Optimized Production Technology (OPT)

OPT is a proprietary software package for production planning and scheduling owned by Creative Output, Inc., of Milford, Connecticut. The objectives of OPT is to schedule production so that production output is maximized. Because of the limited information available about the inner workings of the scheduling procedure used in OPT, it is difficult to assess whether OPT represents a new methodological approach. Nevertheless, the framework employed by OPT contains some useful ideas applicable to a number of production/operations situations. The key distinctive feature of OPT is its ability to identify and isolate bottleneck operations and focus on these bottlenecks to determine production plans and schedules for the entire shop. This simple idea could lead to the better utilization of manufacturing resources, resulting in greater productivity and lower costs. Given as an illustration the advantage of using a bottleneck operation is to drive the planning for the remaining operations by means of a simple example.

Consider two products, 1 and 2, that are manufactured by the process. The process consists of three operations, A, B, and C. The set-up times and production rates for the three operations and are identical for the two products. We assume that 40 hours per week are available for production and that equal amounts of the two products must be made available at the end of each week.

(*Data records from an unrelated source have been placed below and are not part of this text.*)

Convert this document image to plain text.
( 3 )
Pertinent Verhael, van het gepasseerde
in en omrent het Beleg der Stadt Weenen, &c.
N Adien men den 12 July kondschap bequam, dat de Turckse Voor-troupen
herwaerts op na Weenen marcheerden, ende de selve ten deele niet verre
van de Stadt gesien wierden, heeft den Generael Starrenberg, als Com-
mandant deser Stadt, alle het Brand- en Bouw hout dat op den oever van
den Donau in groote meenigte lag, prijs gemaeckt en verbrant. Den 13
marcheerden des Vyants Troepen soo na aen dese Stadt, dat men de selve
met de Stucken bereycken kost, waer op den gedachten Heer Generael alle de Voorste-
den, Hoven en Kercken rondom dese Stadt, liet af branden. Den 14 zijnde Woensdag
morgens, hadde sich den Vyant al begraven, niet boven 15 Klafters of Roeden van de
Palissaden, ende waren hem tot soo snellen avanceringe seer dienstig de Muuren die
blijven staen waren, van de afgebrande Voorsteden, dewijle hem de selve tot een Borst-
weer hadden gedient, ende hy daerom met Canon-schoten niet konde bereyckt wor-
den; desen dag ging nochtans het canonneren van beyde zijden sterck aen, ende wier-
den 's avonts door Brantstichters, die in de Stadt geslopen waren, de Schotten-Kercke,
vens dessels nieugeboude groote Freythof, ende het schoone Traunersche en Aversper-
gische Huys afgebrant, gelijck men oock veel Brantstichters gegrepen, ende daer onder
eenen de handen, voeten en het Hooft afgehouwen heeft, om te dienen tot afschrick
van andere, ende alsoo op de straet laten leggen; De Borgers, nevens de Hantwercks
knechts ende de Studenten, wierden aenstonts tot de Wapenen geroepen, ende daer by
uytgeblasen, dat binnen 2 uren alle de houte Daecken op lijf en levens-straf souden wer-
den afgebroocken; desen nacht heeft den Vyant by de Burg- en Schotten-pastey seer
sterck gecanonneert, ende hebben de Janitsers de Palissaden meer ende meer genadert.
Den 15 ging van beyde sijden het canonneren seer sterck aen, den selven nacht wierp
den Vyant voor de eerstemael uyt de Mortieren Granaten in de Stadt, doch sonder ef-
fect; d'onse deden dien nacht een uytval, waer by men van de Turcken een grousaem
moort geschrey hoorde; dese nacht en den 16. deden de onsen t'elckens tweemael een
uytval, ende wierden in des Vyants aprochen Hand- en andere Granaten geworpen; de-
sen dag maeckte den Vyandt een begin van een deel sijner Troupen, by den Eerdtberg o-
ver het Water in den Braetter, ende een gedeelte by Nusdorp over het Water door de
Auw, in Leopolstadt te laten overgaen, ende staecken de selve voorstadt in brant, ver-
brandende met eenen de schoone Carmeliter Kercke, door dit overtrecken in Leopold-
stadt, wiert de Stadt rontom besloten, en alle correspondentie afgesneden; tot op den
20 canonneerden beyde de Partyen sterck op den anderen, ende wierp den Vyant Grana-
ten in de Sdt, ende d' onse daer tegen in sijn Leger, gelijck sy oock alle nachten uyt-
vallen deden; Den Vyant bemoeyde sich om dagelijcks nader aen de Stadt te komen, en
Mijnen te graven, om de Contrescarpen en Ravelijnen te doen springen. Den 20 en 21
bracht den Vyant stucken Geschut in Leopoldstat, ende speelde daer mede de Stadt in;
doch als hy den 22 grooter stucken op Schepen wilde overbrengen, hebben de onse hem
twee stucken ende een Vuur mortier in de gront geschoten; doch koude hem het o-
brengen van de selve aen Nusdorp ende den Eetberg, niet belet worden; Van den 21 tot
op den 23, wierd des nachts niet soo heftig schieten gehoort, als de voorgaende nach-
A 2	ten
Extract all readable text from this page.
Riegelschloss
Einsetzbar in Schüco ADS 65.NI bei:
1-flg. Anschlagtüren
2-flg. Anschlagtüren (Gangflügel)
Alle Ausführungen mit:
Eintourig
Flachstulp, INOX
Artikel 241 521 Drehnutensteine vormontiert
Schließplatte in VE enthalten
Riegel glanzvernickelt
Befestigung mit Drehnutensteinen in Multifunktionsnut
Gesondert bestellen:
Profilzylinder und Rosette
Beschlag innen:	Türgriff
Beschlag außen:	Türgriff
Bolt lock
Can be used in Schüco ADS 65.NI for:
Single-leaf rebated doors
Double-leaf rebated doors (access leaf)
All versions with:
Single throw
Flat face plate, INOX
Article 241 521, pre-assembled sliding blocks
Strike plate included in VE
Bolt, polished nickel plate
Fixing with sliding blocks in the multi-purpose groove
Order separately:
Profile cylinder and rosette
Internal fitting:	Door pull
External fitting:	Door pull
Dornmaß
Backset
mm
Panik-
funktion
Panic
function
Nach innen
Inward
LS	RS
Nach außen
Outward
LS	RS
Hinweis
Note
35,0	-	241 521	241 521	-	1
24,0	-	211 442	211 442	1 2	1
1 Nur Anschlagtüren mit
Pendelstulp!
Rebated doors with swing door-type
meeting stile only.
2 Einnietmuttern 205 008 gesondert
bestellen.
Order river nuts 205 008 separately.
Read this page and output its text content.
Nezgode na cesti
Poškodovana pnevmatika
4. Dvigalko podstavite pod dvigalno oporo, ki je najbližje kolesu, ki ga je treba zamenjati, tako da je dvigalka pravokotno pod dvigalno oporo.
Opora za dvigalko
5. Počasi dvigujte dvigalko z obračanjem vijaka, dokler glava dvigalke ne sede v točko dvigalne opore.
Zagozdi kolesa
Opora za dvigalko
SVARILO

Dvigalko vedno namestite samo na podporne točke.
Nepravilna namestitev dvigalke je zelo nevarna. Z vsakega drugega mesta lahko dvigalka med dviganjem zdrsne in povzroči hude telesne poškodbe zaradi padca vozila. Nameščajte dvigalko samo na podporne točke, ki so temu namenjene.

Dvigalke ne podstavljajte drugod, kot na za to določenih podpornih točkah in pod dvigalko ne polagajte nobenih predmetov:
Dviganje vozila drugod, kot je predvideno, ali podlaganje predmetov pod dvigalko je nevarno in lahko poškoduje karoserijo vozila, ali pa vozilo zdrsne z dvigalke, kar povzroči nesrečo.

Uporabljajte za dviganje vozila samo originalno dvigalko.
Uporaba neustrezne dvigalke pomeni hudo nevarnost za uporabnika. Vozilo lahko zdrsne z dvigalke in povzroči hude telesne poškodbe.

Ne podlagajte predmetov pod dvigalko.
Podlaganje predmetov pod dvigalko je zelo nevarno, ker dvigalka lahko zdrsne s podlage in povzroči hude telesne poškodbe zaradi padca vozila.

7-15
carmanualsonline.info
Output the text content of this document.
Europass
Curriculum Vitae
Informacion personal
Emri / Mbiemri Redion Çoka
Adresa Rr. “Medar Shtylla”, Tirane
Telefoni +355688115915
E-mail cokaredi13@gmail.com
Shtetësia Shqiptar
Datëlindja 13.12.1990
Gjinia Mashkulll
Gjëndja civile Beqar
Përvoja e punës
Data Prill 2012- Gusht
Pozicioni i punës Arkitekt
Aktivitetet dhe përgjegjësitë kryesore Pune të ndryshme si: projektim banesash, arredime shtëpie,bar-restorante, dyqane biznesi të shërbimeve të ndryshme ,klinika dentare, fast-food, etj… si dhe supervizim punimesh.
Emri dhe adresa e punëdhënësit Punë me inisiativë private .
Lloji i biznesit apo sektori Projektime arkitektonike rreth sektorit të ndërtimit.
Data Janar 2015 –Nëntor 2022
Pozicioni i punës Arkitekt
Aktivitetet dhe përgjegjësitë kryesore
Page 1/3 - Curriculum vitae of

From the chart below, clearly, operation B is the bottleneck operation in the production process. Let us make several observations about the implications of bottleneck operation B for the preceding operation A and the succeeding operation C.


Set up time 1 hr 6 hrs 2 hrs
Prodn rate 80 40 60

First, if operation A, which precedes the bottleneck operation, is not controlled, inventory will accumulate between A and B because A will produce at the rate of 80 units per hours, whereas B will only use the output of A at a rate of 40 units per hour. Second, if the capacity of B is increased by one unit (through overtime or by adding facilities) then the throughput of the entire system will be increased by one unit, resulting in an increase in profit equal to the contribution of the whole product (and not merely the relative contribution at stage B) . Conversely, a loss in capacity for operation B (through improper scheduling or a maintenance problem) will result in a decrease in profit equal to the contribution of the whole product. Third, an increase in the number of set-ups for operations A and C, to the point these operations themselves become bottlenecks, produces no incremental cost to the company. Thus, fewer set-ups and larger lots for the bottleneck operations and more frequent set-ups and smaller lots for non-bottlenecks operations often make economic sense. Finally, if the production lot size for operation B is 400 units, it is not necessary that we transfer the product to operation C only after all 400 units have been completed at operation B. Doing so will result in a high level of inventory between operations B and C. To reduce this inventory, it may be practical to transfer in lots of 40 (one hour’s worth of production) or some other quantity smaller than 400 units. Thus, in general, production lot size and transfer lot size may not be equal. It may be economical to use a larger production lot size and smaller transfer lot size. This distinction is important in OPT, and the procedure selects appropriate production and transfer lot sizes for each operation.

Shown here is careful scheduling for operation B will improve the production rate of the system. Recall that for product mix considerations we are required to supply equal amounts of products 1 and 2 by the end of a week. A simple rule then is to produce product 1 for the first 20 hours of the week and product 2 for the next 20 hours or vice versa. In this plan, since 6 hours are required for set-ups for bottleneck operation B, we will be able to produce 40 units per hour X 14 hours = 560 units of each product per week. These 560 units of production are limited by the capacity of operation B. Of course, operation A could produce the 560 units in 8 hours (set-up time of one hour + production time of 560/80 = 7 hours). To reduce inventory, production at operation A should not begin at time 0. Otherwise, by the time production begins at operation B, we will have accumulated 5 hours of production output (400 units) from operation A. Further, by transferring small amounts of product from operation A to B we can maintain a low level of inventory between operations A and B. Similarly, operation C should be carefully scheduled to reduce inventory between B and C while meeting weekly requirements.

Since operation B is the bottleneck, a longer production run at B will improve the output. For example, we can produce product 1 for the first entire week and product 2 for the next entire week at operation B. Thus, each product is produced only once in two weeks at operation B. The weekly output for operation B under this plan would be as follows:

Week Product 1 Product 2

1 1360 0
2 0 1360
3 1360 0
4 0 1360

However, operation C must deliver equal amounts of products 1 and 2 each week. To achieve this, 680 units of inventory must be carried between operation B and C. Hence in week 1, operation C will require 680 units of both product 1 and product 2. Since 1360 units of product 1 are produced by operation B, the ending inventory for week 1 for product 1 will be 680 units. However, operation C must draw 680 units of product 2 from beginning inventory to be able to manufacture the requirements for week 1.